International Business Machines Corp. (IBM) CEO Ginni Rometty pledged to grow new businesses
Calls have been the options of choice in International Business Machines Corp.'s (NYSE:IBM) options pits lately. The stock's 10-day International Securities Exchange (ISE), Chicago Board Options Exchange (CBOE), and NASDAQ OMX PHLX (PHLX) call/put volume ratio of 1.91 indicates calls have been bought to open at nearly twice the rate of puts during the last two weeks. What's more, the ratio ranks in the bullishly skewed 90th percentile of its annual range.
IBM calls are again in high demand this morning, with the contracts crossing at 1.4 times the expected intraday rate. Traders are apparently buying to open the security's out-of-the-money March 165 call, in the hopes IBM will topple the strike by the close on Friday, March 20 -- when the front-month options expire.

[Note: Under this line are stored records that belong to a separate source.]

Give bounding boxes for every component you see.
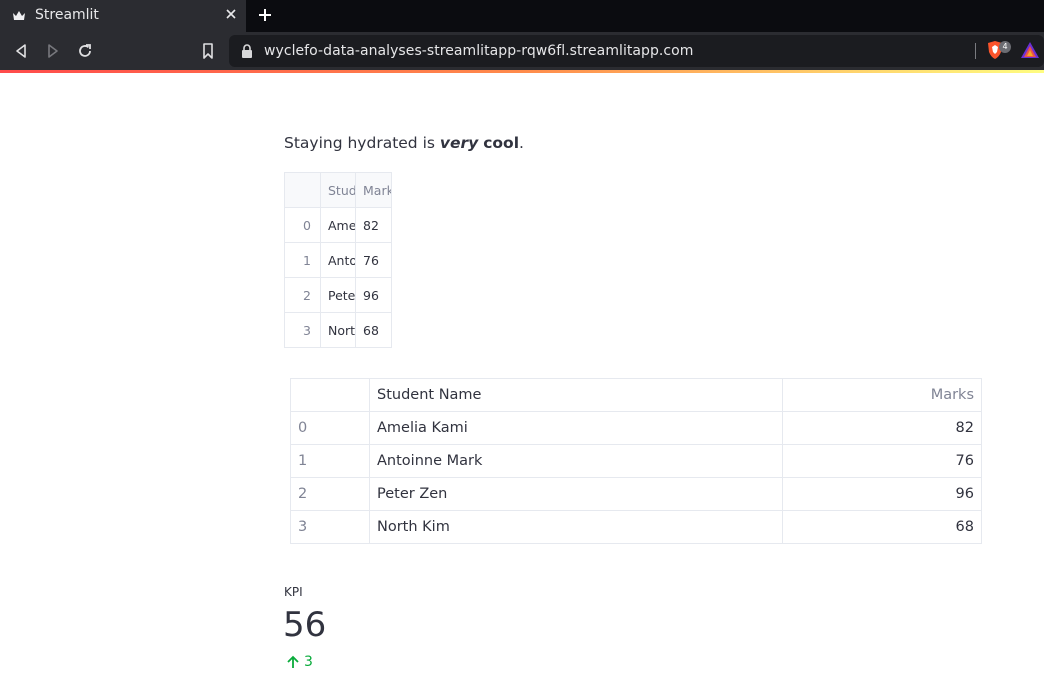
lock-icon[interactable] <box>241 44 253 58</box>
address-bar-divider <box>975 43 976 59</box>
table-row: 0 Amelia Kami 82 <box>290 411 982 445</box>
app-main: Staying hydrated is very cool. Stud Mark… <box>0 73 1044 675</box>
dataframe-row: 1 Anto 76 <box>284 242 392 278</box>
arrow-up-icon <box>287 655 299 668</box>
forward-icon[interactable] <box>44 42 62 60</box>
dataframe-header-marks[interactable]: Mark <box>355 172 392 208</box>
table-cell-marks: 76 <box>782 444 982 478</box>
dataframe-row: 0 Ame 82 <box>284 207 392 243</box>
dataframe-header-student[interactable]: Stud <box>320 172 356 208</box>
table-cell-name: Amelia Kami <box>369 411 783 445</box>
table-index: 3 <box>290 510 370 544</box>
url-text[interactable]: wyclefo-data-analyses-streamlitapp-rqw6f… <box>264 43 693 59</box>
table-cell-name: Antoinne Mark <box>369 444 783 478</box>
table-index: 0 <box>290 411 370 445</box>
metric-label: KPI <box>284 585 303 599</box>
metric-value: 56 <box>283 605 327 645</box>
bookmark-icon[interactable] <box>199 42 217 60</box>
table-row: 3 North Kim 68 <box>290 510 982 544</box>
dataframe-cell[interactable]: 82 <box>355 207 392 243</box>
address-bar[interactable]: wyclefo-data-analyses-streamlitapp-rqw6f… <box>229 35 1044 67</box>
table-cell-name: Peter Zen <box>369 477 783 511</box>
dataframe-corner-cell <box>284 172 321 208</box>
dataframe-index: 0 <box>284 207 321 243</box>
markdown-text: Staying hydrated is very cool. <box>284 134 524 152</box>
table-header-student-name: Student Name <box>369 378 783 412</box>
tab-title: Streamlit <box>35 7 99 23</box>
dataframe[interactable]: Stud Mark 0 Ame 82 1 Anto 76 2 Pete 96 3… <box>284 172 392 348</box>
dataframe-index: 2 <box>284 277 321 313</box>
metric-delta: 3 <box>286 654 313 670</box>
dataframe-cell[interactable]: 96 <box>355 277 392 313</box>
dataframe-cell[interactable]: Pete <box>320 277 356 313</box>
table-cell-marks: 82 <box>782 411 982 445</box>
dataframe-cell[interactable]: 68 <box>355 312 392 348</box>
close-tab-icon[interactable] <box>224 7 238 21</box>
dataframe-cell[interactable]: Nort <box>320 312 356 348</box>
table-corner-cell <box>290 378 370 412</box>
metric-delta-value: 3 <box>304 654 313 670</box>
dataframe-row: 3 Nort 68 <box>284 312 392 348</box>
dataframe-cell[interactable]: Anto <box>320 242 356 278</box>
dataframe-index: 3 <box>284 312 321 348</box>
shield-count-badge: 4 <box>999 41 1011 53</box>
browser-toolbar: wyclefo-data-analyses-streamlitapp-rqw6f… <box>0 32 1044 70</box>
new-tab-icon[interactable] <box>257 7 273 23</box>
dataframe-index: 1 <box>284 242 321 278</box>
dataframe-cell[interactable]: Ame <box>320 207 356 243</box>
dataframe-cell[interactable]: 76 <box>355 242 392 278</box>
table-index: 2 <box>290 477 370 511</box>
table-cell-marks: 96 <box>782 477 982 511</box>
table-row: 2 Peter Zen 96 <box>290 477 982 511</box>
static-table: Student Name Marks 0 Amelia Kami 82 1 An… <box>290 378 982 544</box>
table-header-marks: Marks <box>782 378 982 412</box>
table-cell-marks: 68 <box>782 510 982 544</box>
streamlit-crown-icon <box>13 11 25 20</box>
italic-text: very <box>439 134 479 152</box>
table-row: 1 Antoinne Mark 76 <box>290 444 982 478</box>
table-index: 1 <box>290 444 370 478</box>
reload-icon[interactable] <box>76 42 94 60</box>
browser-tab-strip: Streamlit <box>0 0 1044 32</box>
browser-tab-streamlit[interactable]: Streamlit <box>0 0 246 32</box>
back-icon[interactable] <box>12 42 30 60</box>
dataframe-row: 2 Pete 96 <box>284 277 392 313</box>
brave-rewards-icon[interactable] <box>1020 41 1040 59</box>
bold-text: cool <box>483 134 520 152</box>
table-cell-name: North Kim <box>369 510 783 544</box>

This morning, the tech stock is sitting 0.2% higher at $163.06, after International Business Machines Corp. (NYSE:IBM) CEO Ginni Rometty committed to spending $4 billion to grow revenue from new businesses over the next few years. Longer term, however, the shares have struggled -- falling 12% on a year-over-year basis. Should this downtrend resume, a capitulation among option bulls could result in headwinds.